After over a decade of planetary exploration, NASA's MErcury Surface, Space ENvironment, GEochemistry and Ranging (MESSENGER) spacecraft is set to end its mission by smashing into the surface of Mercury. The collision will take place on April 30, with the probe traveling at a speed of roughly 8,750 mph (14,082 km/h).

Mercury is the smallest planet in our solar system. With an equatorial circumference of only 9,525 miles (15,329 km), it is only a little larger than Earth's Moon. The surface of Mercury has been left scorched by its close proximity to the Sun, with temperatures varying between 800 °F (430 °C) and -290 °F (-180 °C) on a day/night cycle.

Launched in August 2004, MESSENGER undertook a six-and-a-half-year journey to travel to Mercury, and unlock the secrets of the desolate little planet. Protected by a cutting-edge sunshade, MESSENGER's suite of eight scientific instruments have succeeded in determining Mercury's surface composition, characterizing the planet's magnetosphere, and taking detailed readings of her intricate internal structure.

Furthermore, in 2012 the spacecraft was responsible for uncovering deposits of water in the form of ice hidden deep in the perennially-shaded craters, in a discovery that had profound implications for our understanding of how planets like Earth gained large bodies of water, and with it the building blocks for life.

However, the fuel reserves that have allowed MESSENGER to continue exploring the rocky planet for years after its primary mission have expired and are expected to be depleted this Friday – as the probe undertakes the last of four maneuvers designed to prolong its life.

"For the first time in history we now have real knowledge about the planet Mercury that shows it to be a fascinating world as part of our diverse solar system," states John Grunsfeld, associate administrator for the Science Mission Directorate at NASA Headquarters, Washington. "While spacecraft operations will end, we are celebrating MESSENGER as more than a successful mission. It’s the beginning of a longer journey to analyze the data that reveals all the scientific mysteries of Mercury."

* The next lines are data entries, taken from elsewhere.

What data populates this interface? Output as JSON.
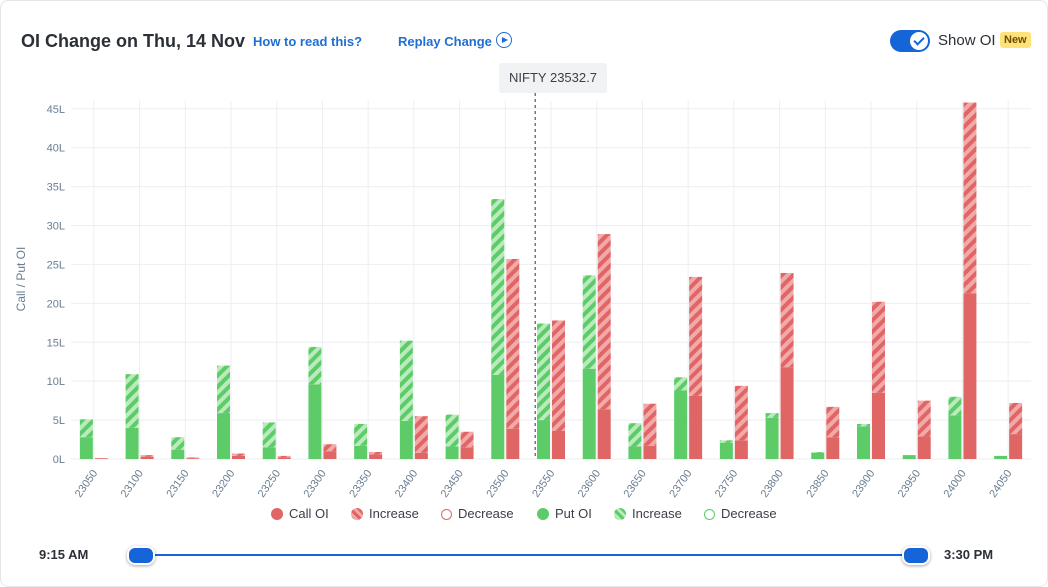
{
  "header": {
    "title": "OI Change on Thu, 14 Nov",
    "how_to_read": "How to read this?",
    "replay": "Replay Change",
    "show_oi_label": "Show OI",
    "new_badge": "New",
    "show_oi_enabled": true
  },
  "spot": {
    "label": "NIFTY 23532.7",
    "value": 23532.7
  },
  "legend": {
    "call_oi": "Call OI",
    "call_increase": "Increase",
    "call_decrease": "Decrease",
    "put_oi": "Put OI",
    "put_increase": "Increase",
    "put_decrease": "Decrease"
  },
  "colors": {
    "call": "#e06666",
    "call_light": "#f2a9a9",
    "put": "#5dcc68",
    "put_light": "#b9ebbd",
    "accent": "#1565d8"
  },
  "slider": {
    "start_label": "9:15 AM",
    "end_label": "3:30 PM",
    "start_fraction": 0,
    "end_fraction": 1
  },
  "chart_data": {
    "type": "bar",
    "ylabel": "Call / Put OI",
    "unit": "L",
    "ylim": [
      0,
      46
    ],
    "yticks": [
      0,
      5,
      10,
      15,
      20,
      25,
      30,
      35,
      40,
      45
    ],
    "grid": true,
    "categories": [
      "23050",
      "23100",
      "23150",
      "23200",
      "23250",
      "23300",
      "23350",
      "23400",
      "23450",
      "23500",
      "23550",
      "23600",
      "23650",
      "23700",
      "23750",
      "23800",
      "23850",
      "23900",
      "23950",
      "24000",
      "24050"
    ],
    "series": [
      {
        "name": "Put OI",
        "base": [
          2.8,
          4.0,
          1.2,
          5.9,
          1.5,
          9.6,
          1.7,
          4.9,
          1.6,
          10.8,
          5.0,
          11.6,
          1.6,
          8.8,
          2.1,
          5.3,
          0.8,
          4.2,
          0.5,
          5.6,
          0.4
        ],
        "increase": [
          2.3,
          6.9,
          1.6,
          6.1,
          3.2,
          4.8,
          2.8,
          10.3,
          4.1,
          22.6,
          12.4,
          12.0,
          3.0,
          1.7,
          0.3,
          0.6,
          0.1,
          0.3,
          0.0,
          2.4,
          0.0
        ]
      },
      {
        "name": "Call OI",
        "base": [
          0.1,
          0.3,
          0.1,
          0.4,
          0.2,
          1.0,
          0.6,
          0.8,
          1.5,
          3.9,
          3.6,
          6.4,
          1.7,
          8.1,
          2.4,
          11.8,
          2.8,
          8.5,
          2.9,
          21.3,
          3.2
        ],
        "increase": [
          0.0,
          0.2,
          0.1,
          0.3,
          0.2,
          0.9,
          0.3,
          4.7,
          2.0,
          21.8,
          14.2,
          22.5,
          5.4,
          15.3,
          7.0,
          12.1,
          3.9,
          11.7,
          4.6,
          24.5,
          4.0
        ]
      }
    ]
  }
}
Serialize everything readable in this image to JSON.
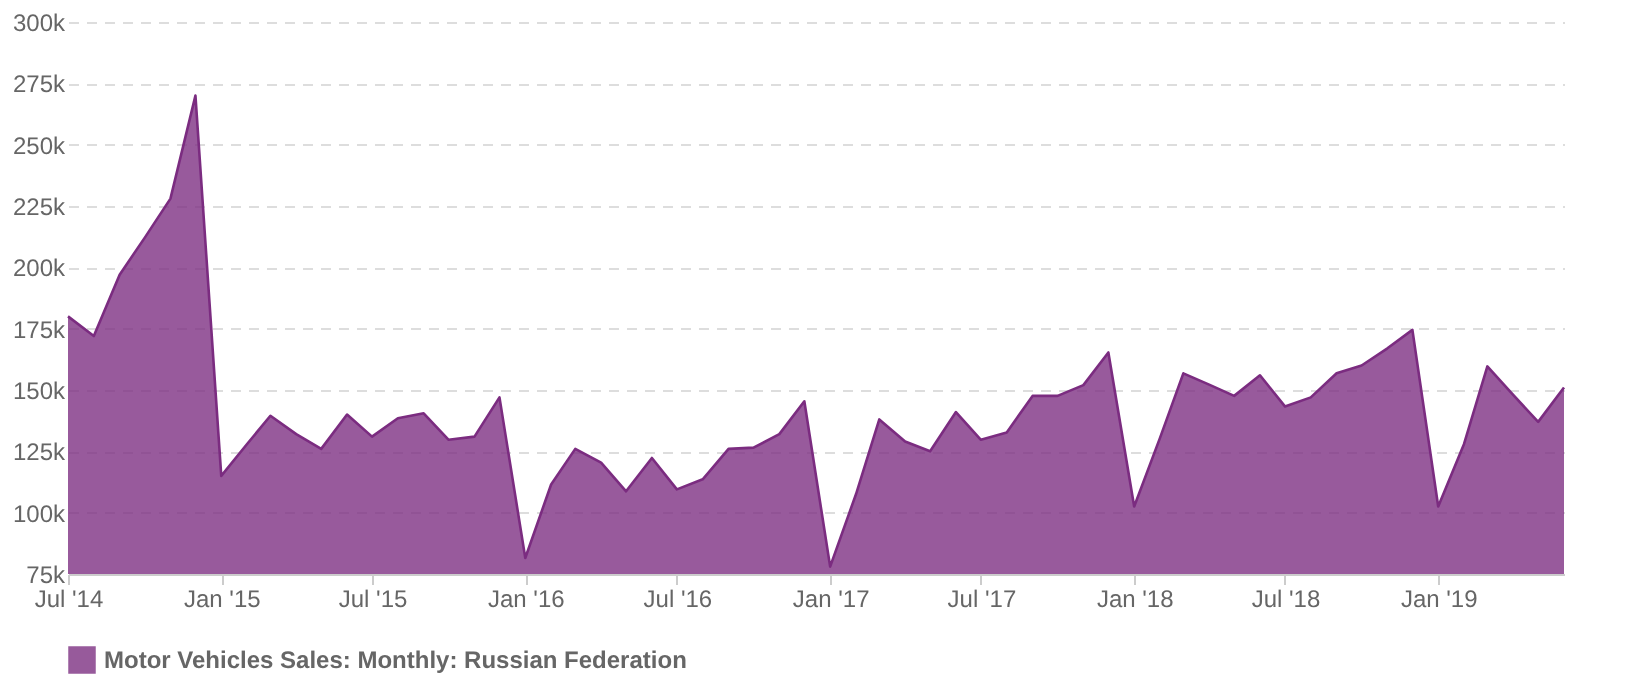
{
  "chart_data": {
    "type": "area",
    "x": [
      "2014-07",
      "2014-08",
      "2014-09",
      "2014-10",
      "2014-11",
      "2014-12",
      "2015-01",
      "2015-02",
      "2015-03",
      "2015-04",
      "2015-05",
      "2015-06",
      "2015-07",
      "2015-08",
      "2015-09",
      "2015-10",
      "2015-11",
      "2015-12",
      "2016-01",
      "2016-02",
      "2016-03",
      "2016-04",
      "2016-05",
      "2016-06",
      "2016-07",
      "2016-08",
      "2016-09",
      "2016-10",
      "2016-11",
      "2016-12",
      "2017-01",
      "2017-02",
      "2017-03",
      "2017-04",
      "2017-05",
      "2017-06",
      "2017-07",
      "2017-08",
      "2017-09",
      "2017-10",
      "2017-11",
      "2017-12",
      "2018-01",
      "2018-02",
      "2018-03",
      "2018-04",
      "2018-05",
      "2018-06",
      "2018-07",
      "2018-08",
      "2018-09",
      "2018-10",
      "2018-11",
      "2018-12",
      "2019-01",
      "2019-02",
      "2019-03",
      "2019-04",
      "2019-05",
      "2019-06"
    ],
    "series": [
      {
        "name": "Motor Vehicles Sales: Monthly: Russian Federation",
        "color": "#7b2c80",
        "values": [
          180000,
          172000,
          197000,
          212000,
          228000,
          270000,
          115000,
          128000,
          139500,
          132000,
          126000,
          140000,
          131000,
          138500,
          140500,
          129700,
          131000,
          147000,
          81500,
          111500,
          126000,
          120400,
          108700,
          122300,
          109500,
          113600,
          126000,
          126500,
          132000,
          145400,
          78000,
          107500,
          138000,
          129000,
          125000,
          141000,
          129700,
          132700,
          147600,
          147600,
          152000,
          165300,
          102500,
          130500,
          156800,
          152200,
          147600,
          156000,
          143300,
          147000,
          156800,
          160000,
          167000,
          174500,
          102500,
          128000,
          159600,
          148000,
          137000,
          151000
        ]
      }
    ],
    "xlim": [
      "2014-07",
      "2019-06"
    ],
    "xticks": [
      {
        "value": "2014-07",
        "label": "Jul '14"
      },
      {
        "value": "2015-01",
        "label": "Jan '15"
      },
      {
        "value": "2015-07",
        "label": "Jul '15"
      },
      {
        "value": "2016-01",
        "label": "Jan '16"
      },
      {
        "value": "2016-07",
        "label": "Jul '16"
      },
      {
        "value": "2017-01",
        "label": "Jan '17"
      },
      {
        "value": "2017-07",
        "label": "Jul '17"
      },
      {
        "value": "2018-01",
        "label": "Jan '18"
      },
      {
        "value": "2018-07",
        "label": "Jul '18"
      },
      {
        "value": "2019-01",
        "label": "Jan '19"
      }
    ],
    "ylim": [
      75000,
      300000
    ],
    "yticks": [
      {
        "value": 75000,
        "label": "75k"
      },
      {
        "value": 100000,
        "label": "100k"
      },
      {
        "value": 125000,
        "label": "125k"
      },
      {
        "value": 150000,
        "label": "150k"
      },
      {
        "value": 175000,
        "label": "175k"
      },
      {
        "value": 200000,
        "label": "200k"
      },
      {
        "value": 225000,
        "label": "225k"
      },
      {
        "value": 250000,
        "label": "250k"
      },
      {
        "value": 275000,
        "label": "275k"
      },
      {
        "value": 300000,
        "label": "300k"
      }
    ],
    "grid": "y",
    "legend": "bottom"
  }
}
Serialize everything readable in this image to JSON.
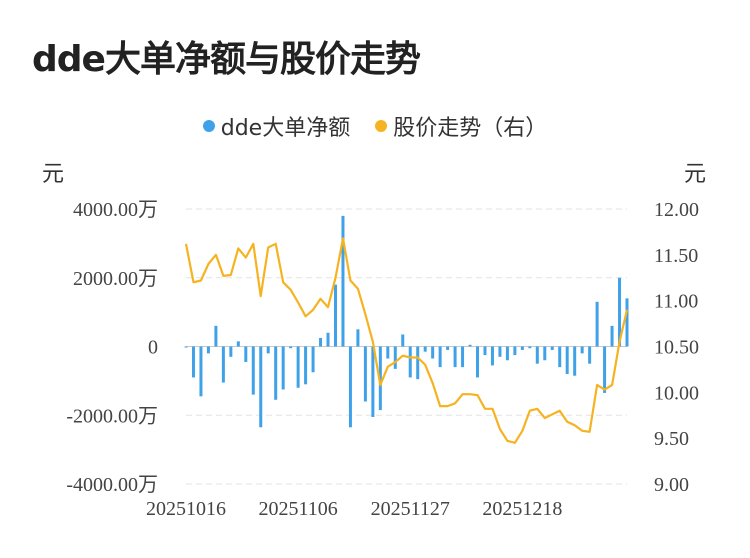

With its supply of propellant gone, MESSENGER will be allowed to crash into the surface of the planet that it has spent its operational life studying. Unfortunately, the spacecraft is predicted to impact the surface on the far side of the planet from Earth, meaning that those who have spent the last decade administering to the ground-breaking probe will be unable to follow its final moments.